Bashir, whose trial began Feb. 10 last year, was convicted of funding terrorism and sentenced to 15 years in prison in June. An Indonesian court later reduced the term to nine years, the Associated Press reported.
Indonesia must do more to prevent extremist preachers from radicalizing the population, Gunaratna said, adding that Bashir remains a bigger threat than Patek even from behind bars.
“Bashir should be put in isolation because he’s conducting business from inside prison,” Gunaratna said. “Umar Patek has cooperated. Bashir has not.”
Indonesia won its second credit rating upgrade in five weeks last month, as Moody’s Investors Service returned the country to investment level for the first time since the Asian financial crisis.
The foreign and local-currency rating was increased to Baa3 from Ba1. Fitch Ratings brought Indonesia back to investment grade last December after 14 years of junk ratings. It raised the nation’s long-term foreign and local currency rating to BBB- with a stable outlook.
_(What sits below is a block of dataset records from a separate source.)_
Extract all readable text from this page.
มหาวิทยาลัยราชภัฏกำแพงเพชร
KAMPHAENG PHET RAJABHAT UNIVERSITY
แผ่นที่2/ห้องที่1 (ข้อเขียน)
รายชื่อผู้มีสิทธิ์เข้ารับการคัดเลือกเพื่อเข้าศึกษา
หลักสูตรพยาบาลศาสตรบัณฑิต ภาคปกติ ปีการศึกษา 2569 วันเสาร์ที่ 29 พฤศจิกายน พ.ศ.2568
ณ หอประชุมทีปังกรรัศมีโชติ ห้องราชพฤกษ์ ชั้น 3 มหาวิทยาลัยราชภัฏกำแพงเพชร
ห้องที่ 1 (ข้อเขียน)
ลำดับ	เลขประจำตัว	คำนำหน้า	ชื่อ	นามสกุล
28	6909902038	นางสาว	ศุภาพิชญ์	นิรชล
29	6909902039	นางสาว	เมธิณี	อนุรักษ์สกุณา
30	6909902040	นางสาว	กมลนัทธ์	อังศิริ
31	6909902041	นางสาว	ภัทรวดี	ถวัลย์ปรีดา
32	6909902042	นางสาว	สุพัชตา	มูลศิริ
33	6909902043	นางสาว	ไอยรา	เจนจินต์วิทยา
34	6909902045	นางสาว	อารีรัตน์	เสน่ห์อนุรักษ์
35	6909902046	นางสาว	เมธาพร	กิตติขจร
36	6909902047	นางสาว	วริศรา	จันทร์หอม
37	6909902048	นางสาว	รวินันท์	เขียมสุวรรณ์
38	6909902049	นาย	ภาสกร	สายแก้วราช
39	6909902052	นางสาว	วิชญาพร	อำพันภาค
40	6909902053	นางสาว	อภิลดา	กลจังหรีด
Investment in the three months ended Dec. 31 rose 19 percent from a year earlier to 70.2 trillion rupiah ($7.8 billion), Gita Wirjawan, chairman of the Investment Coordinating Board, said last month. For 2011 as a whole, investment gained 21 percent from a year earlier to 251.3 trillion rupiah.
The Jakarta Composite Index has risen 2.9 percent this year compared with the MSCI Asia-Pacific Index’s 10.3 percent rise. Indonesia’s benchmark climbed 0.5 percent today, the first gain in three days.
Indonesia had stepped up raids against terror suspects since bombings on July 17, 2009, at Jakarta’s JW Marriott and Ritz-Carlton hotels killed nine people, including the two attackers. They were the first terrorist attacks in the country by Islamic militants in almost four years.
In September 2009, police killed militant leader Noordin Mohammad Top, who was suspected of involvement in every major anti-Western attack in Indonesia since 2002. In March of the same year they killed terrorist leader and suspected Bali bomber Dulmatin and two others.